With the data economy amplifying demand for all things digital, many organizations are examining their systems and wondering whether their data and technology assets are up to snuff. Can they scale to meet the challenges and the promise of AI?
Companies are looking for straightforward results: a tailored, Uber-like customer experience, an adaptive supply chain like Amazon’s, responsive products like Netflix’s.
Straightforward, yes; simple, no. Even if your organization has AI initiatives underway, the path to AI is long and winding. Unlike other scalable technologies such as cloud and analytics, AI requires a fresh look at every use case. Modernizing your organization’s assets to take advantage of AI means constant renewal.
Guidelines for AI Preparation
Our recent webinar explored the data disconnect that needs to be addressed when prepping your organization and systems to scale for AI. The experts who joined our panel came ready with first-person experiences and suggestions you can put to work. Here’s a recap:
Data modernization isn’t just about technology.
In addition to smart tech strategies, data modernization requires a full-scale corporate shift that’s already underway. New research from MIT underscores the extent of the changes taking place. In the past, organizations put data analytics to use for internal gains, such as beefing up business processes or boosting efficiencies, noted Barbara Wixom, principal research scientist for MIT Sloan Center for Information Systems Research. While internal projects still account for 51% of economic returns from data analytics assets, Wixom said market-facing activities represent 49% of the data-based revenues, according to her research. It’s a dramatic ascendance for data and one that ripples through every business function.
Start by creating a structured process.
Modernization begins with business value. The first step is to create a value chain map that clearly identifies opportunities that result in outcomes that impact the top and bottom lines. What’s the associated data that will help generate those outcomes?
The most important thing is to set your priorities, pointed out Alex Rosenthal, head of the enterprise data and insights office at Guardian Life Insurance of America. He believes organizations should prioritize the potential areas where data can elevate business processes, whether it’s increasing sales or reducing risk. Get that into a single list, he says, and establish your goals as you move to a customer-centric organization. What will help the bottom line? How do you improve CX?
Build a technology foundation based on what you’re monetizing.
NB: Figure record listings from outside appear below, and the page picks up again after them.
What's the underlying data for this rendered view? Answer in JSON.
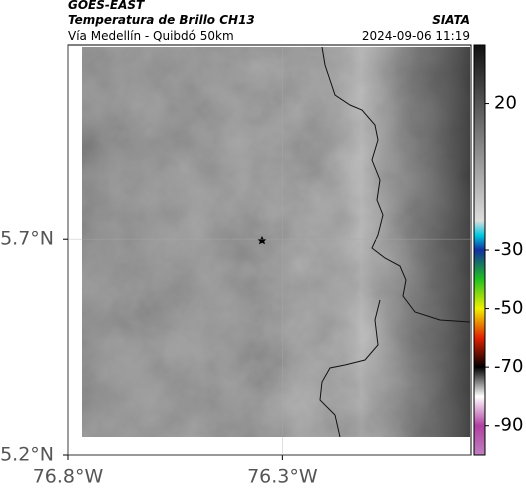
{
  "header": {
    "title": "GOES-EAST",
    "subtitle": "Temperatura de Brillo CH13",
    "route": "Vía Medellín - Quibdó 50km",
    "source": "SIATA",
    "timestamp": "2024-09-06 11:19"
  },
  "map": {
    "xlim": [
      -76.8,
      -75.86
    ],
    "ylim": [
      5.2,
      6.15
    ],
    "xticks": [
      {
        "value": -76.8,
        "label": "76.8°W"
      },
      {
        "value": -76.3,
        "label": "76.3°W"
      }
    ],
    "yticks": [
      {
        "value": 5.2,
        "label": "5.2°N"
      },
      {
        "value": 5.7,
        "label": "5.7°N"
      }
    ],
    "grid": true,
    "colorbar": {
      "lim": [
        40,
        -100
      ],
      "ticks": [
        20,
        -30,
        -50,
        -70,
        -90
      ],
      "stops": [
        {
          "value": 40,
          "color": "#111111"
        },
        {
          "value": -20,
          "color": "#dddddd"
        },
        {
          "value": -25,
          "color": "#00c8e0"
        },
        {
          "value": -30,
          "color": "#1030a0"
        },
        {
          "value": -40,
          "color": "#20c020"
        },
        {
          "value": -50,
          "color": "#f0f000"
        },
        {
          "value": -60,
          "color": "#e02000"
        },
        {
          "value": -70,
          "color": "#000000"
        },
        {
          "value": -80,
          "color": "#ffffff"
        },
        {
          "value": -90,
          "color": "#b040a0"
        },
        {
          "value": -100,
          "color": "#c080c0"
        }
      ]
    }
  }
}
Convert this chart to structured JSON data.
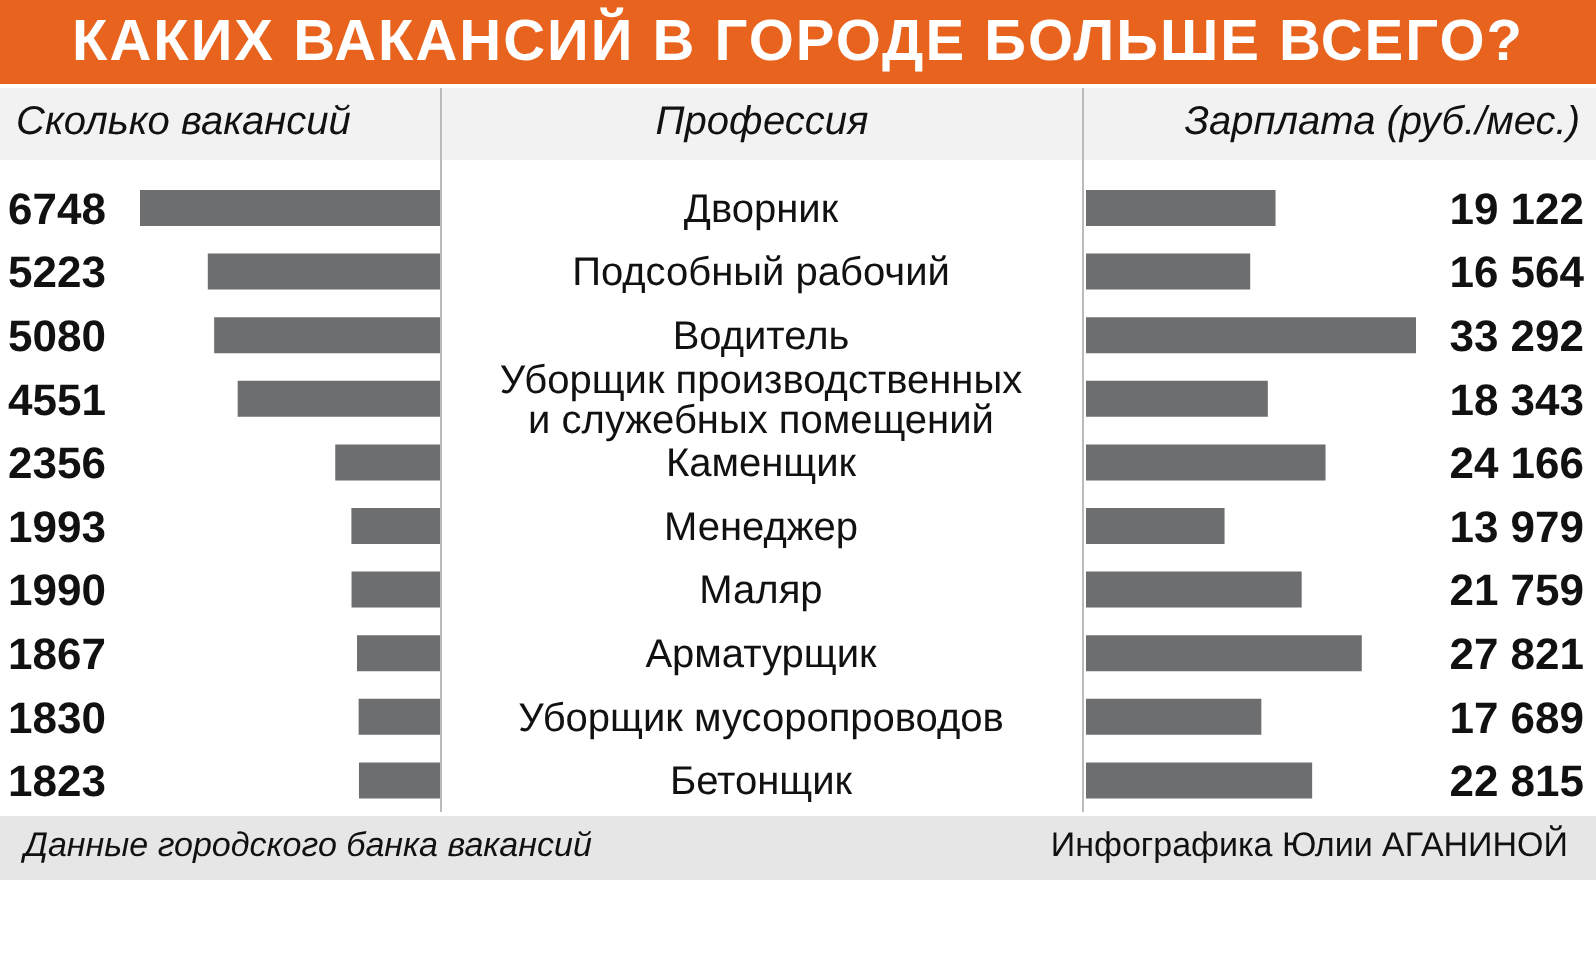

If your organization is focused on improving business processes and driving efficiencies, then creating a data lake should be at the top of your IT to-do list, said Wixom. If your focus is CX and you’re creating features and experiences associated with your product, the focus should be on cloud and scale.
Cloud is an enabling component for modernization because of its scalability and flexibility: You can choose how to store, compute, distribute and scale. The level of elasticity and scalability changes, however, depending on what you use the cloud for. Leveraging it for infrastructure, for example, requires less elasticity and scalability than at the application layer. When planning a cloud migration strategy, the two most important variables are cost and optimizing business value.
Make data accessible.
Modernizing data is essential for realizing the promise of AI. If historical data isn’t stored in an accessible way, AI and machine learning efforts are doomed to fail, observed Anurag Sehgal, managing director for Credit Suisse, and head of data analytics, machine learning and AI at the international financial services company. Relevant questions include: How easy is it for data scientists to access all kinds of data that exists within the organization? How readily are they able to experiment and fail fast?
Get the skill sets right.
As Sehgal noted, when it comes to data modernization, a SWAT team is needed: People with business expertise partnering with those who understand the required sources of data. And given the multiplicity of devices, it’s vital to incorporate a design-thinking process to make data more accessible and meaningful.
On the tech side, several relevant skills come into play. Full-stack developers are key, and Python is the go-to technology for processing and modeling. Data visualization is also important. You’ll need to assess your organization’s true IP and determine your market differentiators vs. commodity skills and partner accordingly.
Whether you’re just getting your assets in gear or already have AI initiatives in production, modernizing your data assets is an evolving task. By continuously addressing data and systems needs, businesses can ensure a successful path to AI.